Macron renounces the movement of second-hand booksellers from the quays of the Seine

After months of controversy, French President Emmanuel Macron intervened in the debate and decided to maintain the second-hand booksellers established since the 17th century on the banks of the Seine in Paris despite the opening ceremony of the Olympic Games this summer.

“Noting that no consensual and reassuring solution could be identified with these actors”, the Head of State “asked the Minister of the Interior and the Paris Police Prefect that all second-hand booksellers be preserved , and that none of them is forced to be displaced,” the presidency said.

According to his entourage, the Head of State is showing them “his attention considering that it is a living heritage of the capital”.

“We are all very happy and we thank the president, who understood that we were the soul of Paris,” rejoiced the president of the Cultural Association of Booksellers of Paris, Jérôme Callais, contacted by AFP.

Emmanuel Macron “asked that the security system be adapted accordingly, with the spaces concerned on the high quays no longer likely to accommodate the public during the ceremony,” according to the Élysée Palace.

This upcoming decision had already been taken into account in the gauge of the opening ceremony, revised downwards at the end of January to around 300,000 spectators, assured a source close to the matter.

“Our resistance has borne fruit,” Albert Abid, a bookseller for ten years, exulted to AFP, emphasizing that “moving these boxes was touching a living memory of Paris.”

” I am so happy […] beyond technical considerations, we don’t touch books, it always ends badly for the people! », exclaimed Laura Galidie, 42, a bookseller and actress near the Pont des Arts, contacted by AFP. “We also have a human role with the people we inform, it was a shame to take that away.”

End of a “nightmare”

At the end of July 2023, booksellers were informed that for security reasons, several hundred boxes of books installed on the quays would have to be temporarily moved a few days before the opening ceremony of the Olympic Games, on July 26 on the Seine.

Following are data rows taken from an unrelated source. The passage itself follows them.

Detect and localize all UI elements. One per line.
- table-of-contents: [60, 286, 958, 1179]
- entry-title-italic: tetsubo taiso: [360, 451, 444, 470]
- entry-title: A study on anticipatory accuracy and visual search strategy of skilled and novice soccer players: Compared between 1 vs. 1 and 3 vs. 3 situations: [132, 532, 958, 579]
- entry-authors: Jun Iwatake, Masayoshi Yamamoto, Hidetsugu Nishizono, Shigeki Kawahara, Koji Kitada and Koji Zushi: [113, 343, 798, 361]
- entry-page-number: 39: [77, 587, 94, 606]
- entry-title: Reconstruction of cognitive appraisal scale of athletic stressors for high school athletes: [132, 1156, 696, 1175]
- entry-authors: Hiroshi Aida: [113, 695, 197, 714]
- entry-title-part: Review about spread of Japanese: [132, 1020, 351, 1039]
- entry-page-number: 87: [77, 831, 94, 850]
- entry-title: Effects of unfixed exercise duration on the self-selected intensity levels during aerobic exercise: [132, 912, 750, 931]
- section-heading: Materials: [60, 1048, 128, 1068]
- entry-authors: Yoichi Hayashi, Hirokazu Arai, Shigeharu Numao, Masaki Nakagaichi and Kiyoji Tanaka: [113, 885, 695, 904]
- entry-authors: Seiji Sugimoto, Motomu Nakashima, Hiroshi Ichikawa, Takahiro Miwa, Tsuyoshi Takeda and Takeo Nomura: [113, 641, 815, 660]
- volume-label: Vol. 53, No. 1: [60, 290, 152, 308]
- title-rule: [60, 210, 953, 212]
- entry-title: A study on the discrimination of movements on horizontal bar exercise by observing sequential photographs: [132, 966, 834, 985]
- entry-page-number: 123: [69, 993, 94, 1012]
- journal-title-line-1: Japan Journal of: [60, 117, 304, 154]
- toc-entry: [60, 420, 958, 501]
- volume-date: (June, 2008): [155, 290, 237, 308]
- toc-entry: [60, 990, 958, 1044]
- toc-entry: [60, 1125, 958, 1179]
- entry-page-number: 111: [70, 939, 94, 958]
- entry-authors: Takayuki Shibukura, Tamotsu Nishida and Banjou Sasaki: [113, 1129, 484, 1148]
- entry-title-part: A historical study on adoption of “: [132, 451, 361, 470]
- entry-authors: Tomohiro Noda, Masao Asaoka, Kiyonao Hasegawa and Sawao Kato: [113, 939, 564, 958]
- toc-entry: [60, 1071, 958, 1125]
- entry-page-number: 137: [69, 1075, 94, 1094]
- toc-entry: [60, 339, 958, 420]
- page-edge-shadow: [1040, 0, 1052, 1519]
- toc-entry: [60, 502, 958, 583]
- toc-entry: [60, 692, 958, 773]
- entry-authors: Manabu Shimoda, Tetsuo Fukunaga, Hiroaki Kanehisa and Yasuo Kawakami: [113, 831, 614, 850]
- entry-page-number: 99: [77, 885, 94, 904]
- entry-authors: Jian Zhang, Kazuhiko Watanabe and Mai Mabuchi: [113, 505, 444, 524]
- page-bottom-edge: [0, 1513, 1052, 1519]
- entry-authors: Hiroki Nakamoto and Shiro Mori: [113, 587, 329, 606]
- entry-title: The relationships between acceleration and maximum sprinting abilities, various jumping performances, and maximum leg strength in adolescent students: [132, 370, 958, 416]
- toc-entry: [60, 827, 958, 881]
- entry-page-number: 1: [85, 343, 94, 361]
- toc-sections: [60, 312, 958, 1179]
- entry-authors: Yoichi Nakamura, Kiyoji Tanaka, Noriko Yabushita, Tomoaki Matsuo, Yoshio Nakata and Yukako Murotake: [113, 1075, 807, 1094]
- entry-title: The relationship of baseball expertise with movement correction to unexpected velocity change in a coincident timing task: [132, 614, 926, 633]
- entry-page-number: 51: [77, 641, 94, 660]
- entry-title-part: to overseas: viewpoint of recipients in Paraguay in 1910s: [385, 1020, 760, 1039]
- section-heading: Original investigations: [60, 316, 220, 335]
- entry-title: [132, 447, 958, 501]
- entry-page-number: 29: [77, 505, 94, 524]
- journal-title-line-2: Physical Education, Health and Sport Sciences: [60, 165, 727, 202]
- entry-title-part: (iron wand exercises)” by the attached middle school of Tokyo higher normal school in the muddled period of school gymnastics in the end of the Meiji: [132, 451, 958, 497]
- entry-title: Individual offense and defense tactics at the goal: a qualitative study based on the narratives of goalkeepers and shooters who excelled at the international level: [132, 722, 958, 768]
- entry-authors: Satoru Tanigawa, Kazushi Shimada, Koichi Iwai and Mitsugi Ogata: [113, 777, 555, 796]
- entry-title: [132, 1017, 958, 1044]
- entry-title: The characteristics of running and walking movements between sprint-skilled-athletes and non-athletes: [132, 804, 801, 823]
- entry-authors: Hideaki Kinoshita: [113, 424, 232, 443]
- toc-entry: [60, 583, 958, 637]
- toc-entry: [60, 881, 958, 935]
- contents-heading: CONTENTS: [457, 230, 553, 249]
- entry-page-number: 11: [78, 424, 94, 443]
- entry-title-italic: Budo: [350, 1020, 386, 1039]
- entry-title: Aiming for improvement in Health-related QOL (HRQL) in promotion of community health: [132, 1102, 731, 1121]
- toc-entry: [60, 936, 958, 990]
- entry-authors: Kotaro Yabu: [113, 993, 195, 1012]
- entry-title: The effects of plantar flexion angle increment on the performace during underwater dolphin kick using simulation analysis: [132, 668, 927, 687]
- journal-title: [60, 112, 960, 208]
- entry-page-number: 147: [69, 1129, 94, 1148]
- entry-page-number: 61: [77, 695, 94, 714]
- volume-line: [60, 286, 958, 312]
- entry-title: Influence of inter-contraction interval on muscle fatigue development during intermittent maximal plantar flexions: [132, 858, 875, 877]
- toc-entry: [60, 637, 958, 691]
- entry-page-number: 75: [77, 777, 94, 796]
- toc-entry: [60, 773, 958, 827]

This measure caused weeks of battle between authorities, notably the police headquarters and the town hall, and second-hand booksellers, who tirelessly pleaded for their boxes to remain in place.

Nearly 130 booksellers, out of some 180 members of the Cultural Association of Booksellers of Paris, decided in January to take “legal action to the administrative court” to contest the dismantling.

They intended to ask for the “non-removal” of the boxes or, “as a last resort”, compensation and “dignified and respectful treatment” of their small open-air bookstores, listed as French intangible cultural heritage, the first step in a possible recognition as a UNESCO World Heritage Site.

Booksellers had also appealed to Emmanuel Macron.

Francis Robert, a bookseller for 43 years, explained to AFP in November that he had met the head of state during his visit to the docks the previous month. “He told us “I know about it, I defend you, you are part of Paris”. But he is superior to the prefect, he can tell him to make us stay,” underlined this bookseller.

Faced with their revolt, the police headquarters took a step towards the second-hand booksellers by agreeing to “sacrifice certain areas” which should therefore not be open to the public.

With this proposal, 428 boxes instead of 604 had to be dismantled, “or less than half (47%)” of the 932 stowed at the quays of the Seine, according to the prefecture.

Despite this concession, the situation was at an impasse: “we were in our position and the prefecture in its own,” Mr. Callais explained on Tuesday, specifying that the legal action was no longer relevant.

“We will all sleep normally after seven months of nightmare,” he rejoiced.